Gli OIV si avvalgono di indicatori di efficienza, efficacia ed economicità e di alcuni organi di supporto: tra i primi il controllo di gestione assume un ruolo determinante. La pubblicità sui siti Web consente ai cittadini di prendere visione di tutte le informazioni che ritengono interessanti, i dati raccolti e le relative performance permettono di stabilire le retribuzioni di risultato delle posizioni organizzative e dei dirigenti. Gli enti di grandi dimensioni dispongono di un organo di controllo di gestione inserito nell’organizzazione interna con un suo responsabile. L’autorità indipendente per la valutazione, la trasparenza e l’integrità delle amministrazioni pubbliche ha emanato nel 2013 le linee guida per gli adempimenti di monitoraggio degli OIV e per la relazione degli OIV sul funzionamento complessivo del Sistema di valutazione, trasparenza e integrità dei controlli interni di cui all’art. 14 virgule 4 lettera a del Dlgs n. 150/2009. Premesso che il monitoraggio sistematico e costante può favorire le azioni correttive, le linee guida mirano ad una più efficace organizzazione dei compiti previsti dalla normativa e in tal senso la CIVIT ha predisposto una serie di allegati per la raccolta strutturata delle informazioni da parte degli OIV.
Il processo di monitoraggio dell’OIV si snoda cronologicamente nelle fasi di :

verifica dell’avvio del ciclo della performance e stesura del piano della performance da parte dell’ organo di indirizzo strategico;
redazione della relazione annuale sul funzionamento complessivo del sistema di valutazione trasparenza e integrità dei controlli interni con riferimento al ciclo della performance precedente. La relazione è un documento snello, chiaro e di facile intelligibilità supportato da elementi informativi, nella quale l’OIV mette in evidenza aspetti positivi e negativi del sistema , nell’intento di evidenziare criticità e punti di forza e conseguentemente presentare proposte di sviluppo e integrazione.
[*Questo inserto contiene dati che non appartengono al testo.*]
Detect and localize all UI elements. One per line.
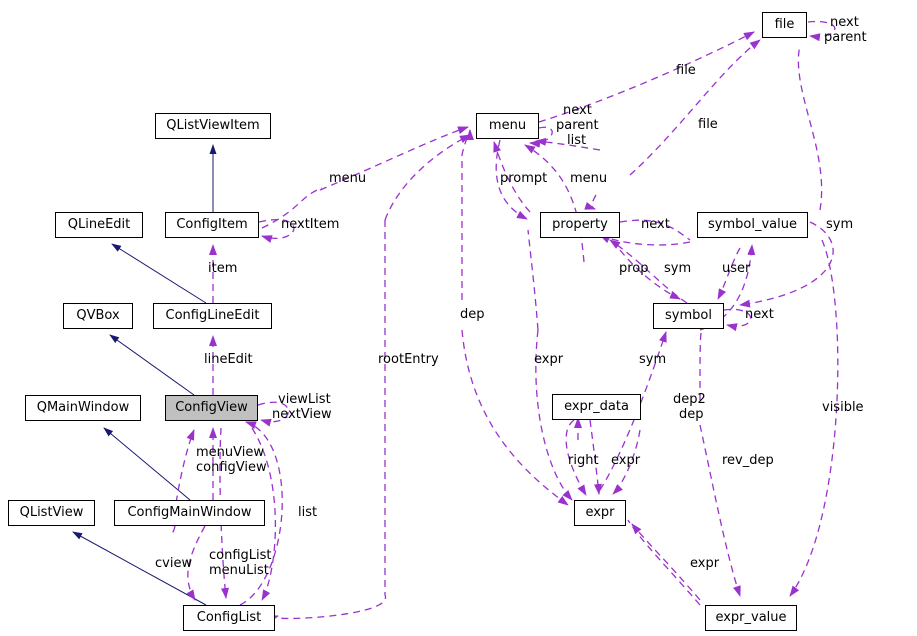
edge-label-l-next-sym: next	[745, 307, 774, 322]
edge-label-l-rev_dep: rev_dep	[722, 453, 774, 468]
edge-label-l-menu-prop: menu	[570, 171, 608, 186]
class-node-QListView[interactable]: QListView	[8, 500, 95, 526]
edge-label-l-prop: prop	[619, 261, 649, 276]
edge-property-file	[629, 39, 761, 176]
edge-label-l-dep-b: dep	[679, 407, 704, 422]
edge-label-l-sym-expr: sym	[639, 352, 667, 367]
edge-label-l-next-prop: next	[641, 217, 670, 232]
class-node-ConfigView[interactable]: ConfigView	[165, 395, 258, 421]
edge-layer	[72, 20, 839, 623]
edge-visible	[789, 239, 839, 597]
edge-label-l-nextItem: nextItem	[281, 217, 340, 232]
edge-label-l-menu-left: menu	[329, 171, 367, 186]
edge-rootentry-menu	[384, 134, 471, 221]
edge-menu-from-property	[524, 144, 585, 263]
edge-label-l-dep2: dep2	[673, 392, 706, 407]
class-node-expr_data[interactable]: expr_data	[552, 394, 641, 420]
class-node-ConfigList[interactable]: ConfigList	[183, 605, 275, 631]
class-node-menu[interactable]: menu	[476, 113, 539, 139]
class-node-QVBox[interactable]: QVBox	[63, 303, 133, 329]
class-node-QListViewItem[interactable]: QListViewItem	[155, 113, 271, 139]
class-node-QMainWindow[interactable]: QMainWindow	[25, 395, 141, 421]
edge-label-l-file-2: file	[698, 117, 718, 132]
class-node-symbol_value[interactable]: symbol_value	[697, 212, 808, 238]
edge-label-l-configList: configList	[209, 548, 272, 563]
edge-label-l-item: item	[208, 261, 238, 276]
edge-configlineedit-qlineedit	[111, 243, 207, 304]
class-node-file[interactable]: file	[762, 12, 807, 38]
class-node-ConfigItem[interactable]: ConfigItem	[165, 212, 259, 238]
edge-dep-menu	[461, 129, 474, 300]
edge-dep2-tail	[699, 331, 703, 401]
class-node-QLineEdit[interactable]: QLineEdit	[55, 212, 143, 238]
edge-label-l-list: list	[298, 505, 318, 520]
edge-label-l-expr-dep: expr	[534, 352, 564, 367]
edge-label-l-dep: dep	[460, 307, 485, 322]
edge-label-l-next-menu: next	[563, 103, 592, 118]
edge-label-l-list-menu: list	[567, 133, 587, 148]
edge-label-l-next-top: next	[830, 15, 859, 30]
edge-configmainwindow-qmainwindow	[103, 427, 191, 501]
edge-label-l-viewList: viewList	[278, 392, 331, 407]
edge-label-l-prompt: prompt	[500, 171, 548, 186]
class-node-property[interactable]: property	[540, 212, 620, 238]
edge-menu-prop-in	[584, 194, 597, 210]
edge-label-l-visible: visible	[822, 400, 864, 415]
class-node-ConfigMainWindow[interactable]: ConfigMainWindow	[114, 500, 265, 526]
class-node-ConfigLineEdit[interactable]: ConfigLineEdit	[153, 303, 272, 329]
edge-label-l-lineEdit: lineEdit	[204, 352, 253, 367]
edge-label-l-expr-bottom: expr	[690, 556, 720, 571]
edge-label-l-configView: configView	[196, 460, 267, 475]
edge-label-l-menuList: menuList	[209, 563, 269, 578]
edge-label-l-sym-right: sym	[826, 217, 854, 232]
usage-edges	[172, 20, 839, 623]
edge-label-l-menuView: menuView	[196, 445, 264, 460]
class-node-symbol[interactable]: symbol	[653, 303, 724, 329]
edge-label-l-file-1: file	[676, 63, 696, 78]
edge-label-l-nextView: nextView	[272, 407, 332, 422]
edge-label-l-right: right	[568, 453, 599, 468]
edge-label-l-rootEntry: rootEntry	[378, 352, 439, 367]
edge-label-l-user: user	[722, 261, 751, 276]
edge-configview-qvbox	[109, 334, 195, 396]
edge-label-l-parent-top: parent	[824, 30, 867, 45]
edge-expr-dep-tail	[527, 229, 539, 331]
class-node-expr_value[interactable]: expr_value	[705, 605, 797, 631]
edge-label-l-sym-mid: sym	[664, 261, 692, 276]
edge-sym-right-tail	[797, 44, 823, 211]
class-node-expr[interactable]: expr	[574, 500, 626, 526]
edge-label-l-parent-menu: parent	[556, 118, 599, 133]
collaboration-diagram: QListViewItem QLineEdit ConfigItem QVBox Con…	[0, 0, 917, 636]
edge-label-l-expr-right: expr	[611, 453, 641, 468]
edge-label-l-cview: cview	[155, 556, 193, 571]
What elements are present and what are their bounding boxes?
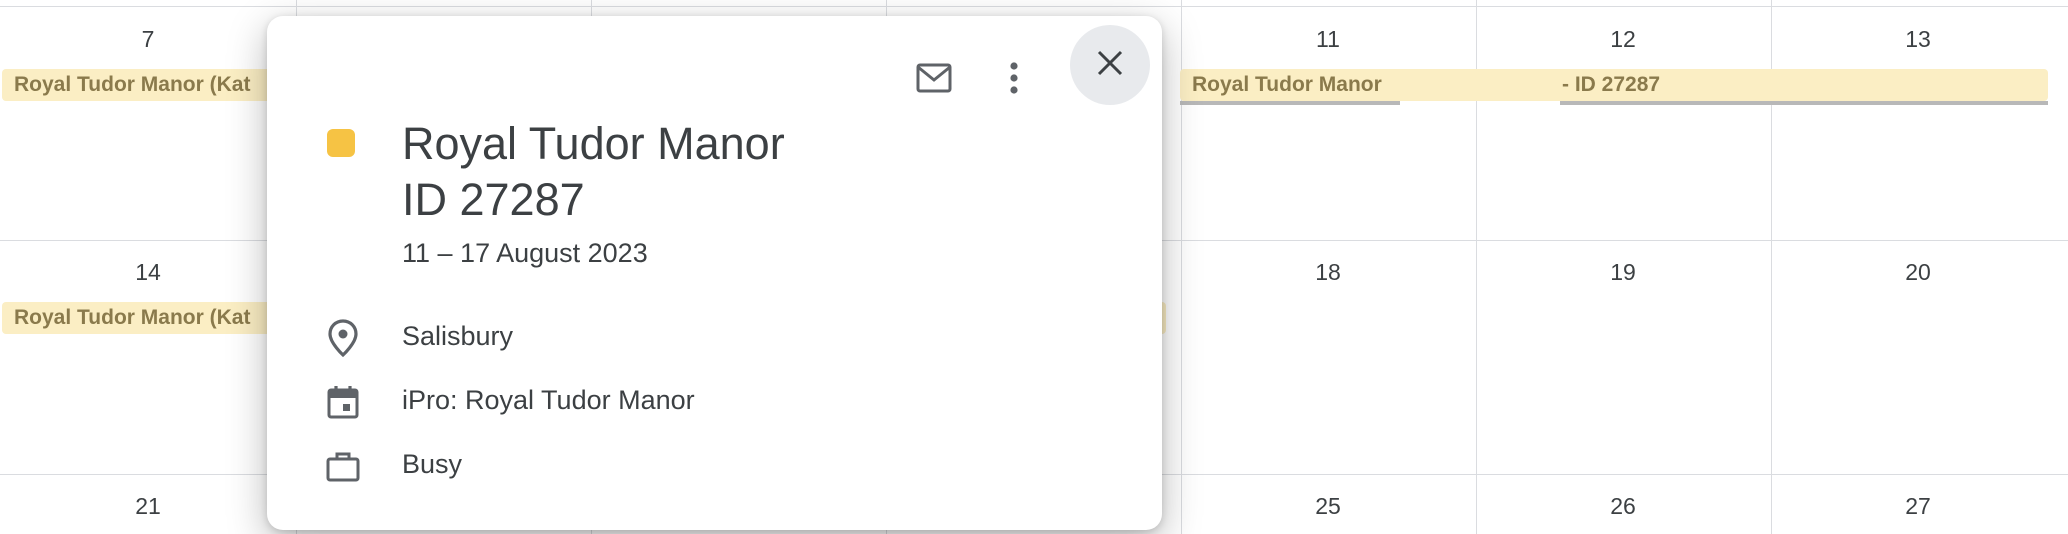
- day-number-26[interactable]: 26: [1593, 493, 1653, 520]
- event-location: Salisbury: [402, 321, 514, 351]
- day-number-13[interactable]: 13: [1888, 26, 1948, 53]
- event-title-id: ID 27287: [402, 174, 585, 225]
- event-chip[interactable]: Royal Tudor Manor (Kat: [2, 69, 282, 101]
- email-guests-button[interactable]: [894, 40, 974, 120]
- day-number-19[interactable]: 19: [1593, 259, 1653, 286]
- day-number-14[interactable]: 14: [118, 259, 178, 286]
- email-icon: [916, 63, 952, 98]
- event-chip-label: Royal Tudor Manor: [1192, 73, 1382, 96]
- event-chip-shadow: [1180, 101, 1400, 105]
- event-calendar-name: iPro: Royal Tudor Manor: [402, 385, 695, 415]
- day-number-27[interactable]: 27: [1888, 493, 1948, 520]
- day-number-25[interactable]: 25: [1298, 493, 1358, 520]
- more-options-button[interactable]: [974, 40, 1054, 120]
- briefcase-icon: [323, 446, 363, 486]
- more-options-icon: [1009, 61, 1019, 99]
- grid-divider: [0, 6, 2068, 7]
- event-date-range: 11 – 17 August 2023: [402, 238, 648, 268]
- event-chip-label: - ID 27287: [1562, 73, 1661, 96]
- day-number-18[interactable]: 18: [1298, 259, 1358, 286]
- calendar-icon: [323, 382, 363, 422]
- event-chip[interactable]: Royal Tudor Manor - ID 27287: [1180, 69, 2048, 101]
- day-number-20[interactable]: 20: [1888, 259, 1948, 286]
- close-icon: [1097, 50, 1123, 81]
- day-number-7[interactable]: 7: [118, 26, 178, 53]
- event-title: Royal Tudor Manor: [402, 118, 785, 169]
- calendar-month-view: 7 11 12 13 14 18 19 20 21 25 26 27 Royal…: [0, 0, 2068, 534]
- day-number-12[interactable]: 12: [1593, 26, 1653, 53]
- event-chip[interactable]: Royal Tudor Manor (Kat: [2, 302, 282, 334]
- event-availability: Busy: [402, 449, 463, 479]
- location-pin-icon: [323, 318, 363, 358]
- close-button[interactable]: [1070, 25, 1150, 105]
- event-color-swatch: [327, 129, 355, 157]
- day-number-21[interactable]: 21: [118, 493, 178, 520]
- day-number-11[interactable]: 11: [1298, 26, 1358, 53]
- event-chip-shadow: [1560, 101, 2048, 105]
- event-details-popup: Royal Tudor Manor ID 27287 11 – 17 Augus…: [267, 16, 1162, 530]
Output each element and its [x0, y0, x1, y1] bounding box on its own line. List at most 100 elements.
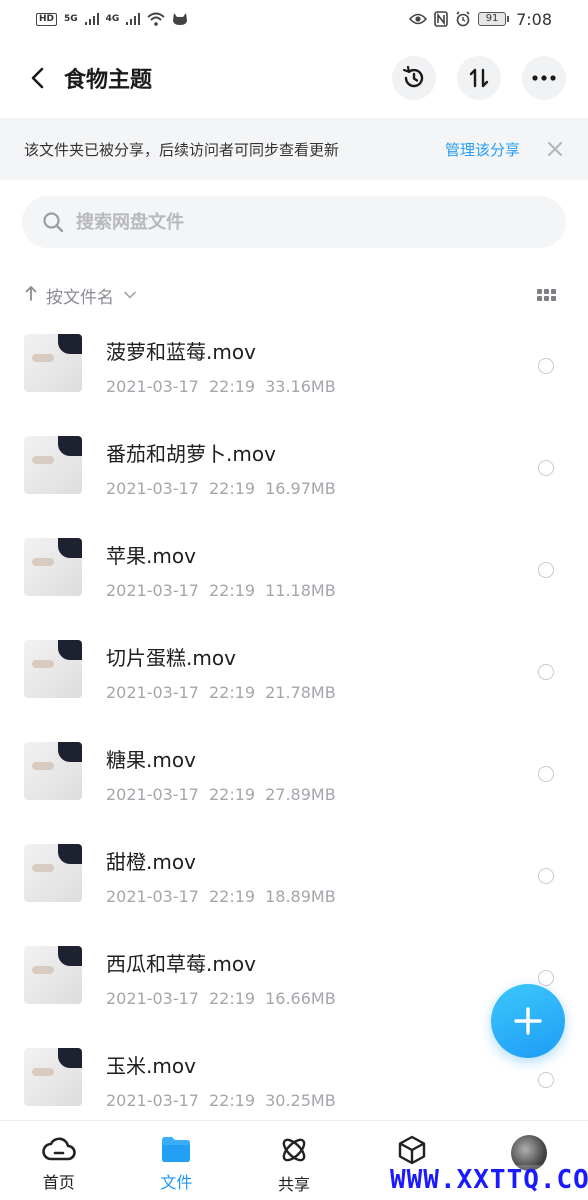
- close-banner-button[interactable]: [546, 140, 564, 158]
- file-size: 18.89MB: [265, 887, 336, 906]
- nav-share-label: 共享: [277, 1175, 310, 1194]
- file-date: 2021-03-17: [106, 1091, 199, 1110]
- file-info: 苹果.mov 2021-03-17 22:19 11.18MB: [106, 540, 336, 600]
- close-icon: [548, 142, 562, 156]
- chevron-left-icon: [31, 67, 44, 89]
- file-time: 22:19: [208, 887, 256, 906]
- file-time: 22:19: [208, 785, 256, 804]
- file-info: 切片蛋糕.mov 2021-03-17 22:19 21.78MB: [106, 642, 336, 702]
- nav-share[interactable]: 共享: [235, 1121, 353, 1200]
- video-thumbnail: [24, 1048, 82, 1106]
- file-date: 2021-03-17: [106, 989, 199, 1008]
- select-radio[interactable]: [538, 970, 554, 986]
- cloud-home-icon: [42, 1137, 76, 1161]
- file-name: 玉米.mov: [106, 1054, 196, 1078]
- arrow-up-icon: [25, 285, 37, 301]
- file-time: 22:19: [208, 989, 256, 1008]
- file-date: 2021-03-17: [106, 581, 199, 600]
- sort-direction-button[interactable]: [22, 285, 40, 306]
- select-radio[interactable]: [538, 664, 554, 680]
- select-radio[interactable]: [538, 766, 554, 782]
- status-bar-left: HD 5G 4G: [36, 12, 188, 26]
- file-info: 番茄和胡萝卜.mov 2021-03-17 22:19 16.97MB: [106, 438, 336, 498]
- file-size: 33.16MB: [265, 377, 336, 396]
- file-info: 玉米.mov 2021-03-17 22:19 30.25MB: [106, 1050, 336, 1110]
- cube-icon: [398, 1135, 425, 1165]
- share-banner-text: 该文件夹已被分享，后续访问者可同步查看更新: [24, 140, 340, 159]
- signal-4g-label: 4G: [105, 14, 120, 24]
- file-row[interactable]: 甜橙.mov 2021-03-17 22:19 18.89MB: [0, 840, 588, 942]
- file-time: 22:19: [208, 479, 256, 498]
- battery-level: 91: [478, 12, 507, 26]
- status-bar: HD 5G 4G 91 7:08: [0, 0, 588, 38]
- search-icon: [43, 212, 64, 233]
- file-row[interactable]: 苹果.mov 2021-03-17 22:19 11.18MB: [0, 534, 588, 636]
- signal-icon: [84, 13, 99, 25]
- video-thumbnail: [24, 538, 82, 596]
- watermark-text: WWW.XXTTQ.COM: [388, 1165, 588, 1195]
- folder-icon: [162, 1137, 191, 1162]
- file-meta: 2021-03-17 22:19 21.78MB: [106, 683, 336, 702]
- file-date: 2021-03-17: [106, 683, 199, 702]
- select-radio[interactable]: [538, 1072, 554, 1088]
- file-date: 2021-03-17: [106, 377, 199, 396]
- share-banner: 该文件夹已被分享，后续访问者可同步查看更新 管理该分享: [0, 118, 588, 180]
- nav-files[interactable]: 文件: [118, 1121, 236, 1200]
- select-radio[interactable]: [538, 562, 554, 578]
- status-time: 7:08: [516, 9, 552, 29]
- signal-icon: [126, 13, 141, 25]
- more-button[interactable]: [522, 56, 566, 100]
- file-info: 糖果.mov 2021-03-17 22:19 27.89MB: [106, 744, 336, 804]
- file-time: 22:19: [208, 581, 256, 600]
- file-date: 2021-03-17: [106, 479, 199, 498]
- plus-icon: [514, 1007, 542, 1035]
- status-bar-right: 91 7:08: [409, 10, 552, 29]
- select-radio[interactable]: [538, 460, 554, 476]
- sort-row: 按文件名: [22, 278, 566, 312]
- history-icon: [402, 65, 424, 88]
- file-date: 2021-03-17: [106, 887, 199, 906]
- file-time: 22:19: [208, 1091, 256, 1110]
- file-size: 27.89MB: [265, 785, 336, 804]
- select-radio[interactable]: [538, 358, 554, 374]
- file-name: 菠萝和蓝莓.mov: [106, 340, 256, 364]
- file-name: 番茄和胡萝卜.mov: [106, 442, 276, 466]
- file-meta: 2021-03-17 22:19 11.18MB: [106, 581, 336, 600]
- top-app-bar: 食物主题: [0, 44, 588, 112]
- file-info: 西瓜和草莓.mov 2021-03-17 22:19 16.66MB: [106, 948, 336, 1008]
- file-info: 甜橙.mov 2021-03-17 22:19 18.89MB: [106, 846, 336, 906]
- video-thumbnail: [24, 436, 82, 494]
- nav-home[interactable]: 首页: [0, 1121, 118, 1200]
- file-size: 21.78MB: [265, 683, 336, 702]
- file-name: 苹果.mov: [106, 544, 196, 568]
- grid-view-button[interactable]: [537, 289, 556, 301]
- file-meta: 2021-03-17 22:19 33.16MB: [106, 377, 336, 396]
- file-row[interactable]: 糖果.mov 2021-03-17 22:19 27.89MB: [0, 738, 588, 840]
- search-bar[interactable]: [22, 196, 566, 248]
- file-size: 30.25MB: [265, 1091, 336, 1110]
- file-name: 糖果.mov: [106, 748, 196, 772]
- file-row[interactable]: 番茄和胡萝卜.mov 2021-03-17 22:19 16.97MB: [0, 432, 588, 534]
- file-row[interactable]: 切片蛋糕.mov 2021-03-17 22:19 21.78MB: [0, 636, 588, 738]
- file-meta: 2021-03-17 22:19 16.66MB: [106, 989, 336, 1008]
- add-button[interactable]: [491, 984, 565, 1058]
- manage-share-link[interactable]: 管理该分享: [445, 139, 520, 160]
- search-input[interactable]: [76, 211, 496, 233]
- sort-by-name-label[interactable]: 按文件名: [46, 283, 114, 308]
- sort-toggle-button[interactable]: [457, 56, 501, 100]
- more-horizontal-icon: [532, 75, 556, 81]
- file-name: 西瓜和草莓.mov: [106, 952, 256, 976]
- select-radio[interactable]: [538, 868, 554, 884]
- video-thumbnail: [24, 844, 82, 902]
- signal-5g-label: 5G: [64, 14, 78, 24]
- file-size: 16.97MB: [265, 479, 336, 498]
- file-name: 切片蛋糕.mov: [106, 646, 236, 670]
- page-title: 食物主题: [64, 68, 153, 93]
- history-button[interactable]: [392, 56, 436, 100]
- file-size: 16.66MB: [265, 989, 336, 1008]
- back-button[interactable]: [22, 58, 52, 98]
- chevron-down-icon[interactable]: [124, 291, 136, 299]
- file-size: 11.18MB: [265, 581, 336, 600]
- video-thumbnail: [24, 742, 82, 800]
- file-row[interactable]: 菠萝和蓝莓.mov 2021-03-17 22:19 33.16MB: [0, 330, 588, 432]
La relazione redatta secondo principi trasparenza, attendibilità, ragionevolezza e verificabilità dei contenuti focalizza l’attenzione sulla performance organizzativa52, sulla performance individuale
monitoraggio sull’assegnazione degli obiettivi organizzativi e individuali, mediante valutazione di adeguatezza e coerenza dello svolgimento del processo;
validazione della relazione sulla performance da parte dell’OIV mediante atto che attribuisce efficacia alla relazione predisposta dall’organo di indirizzo politico;
monitoraggio sull’applicazione degli strumenti di valutazione della performance individuale.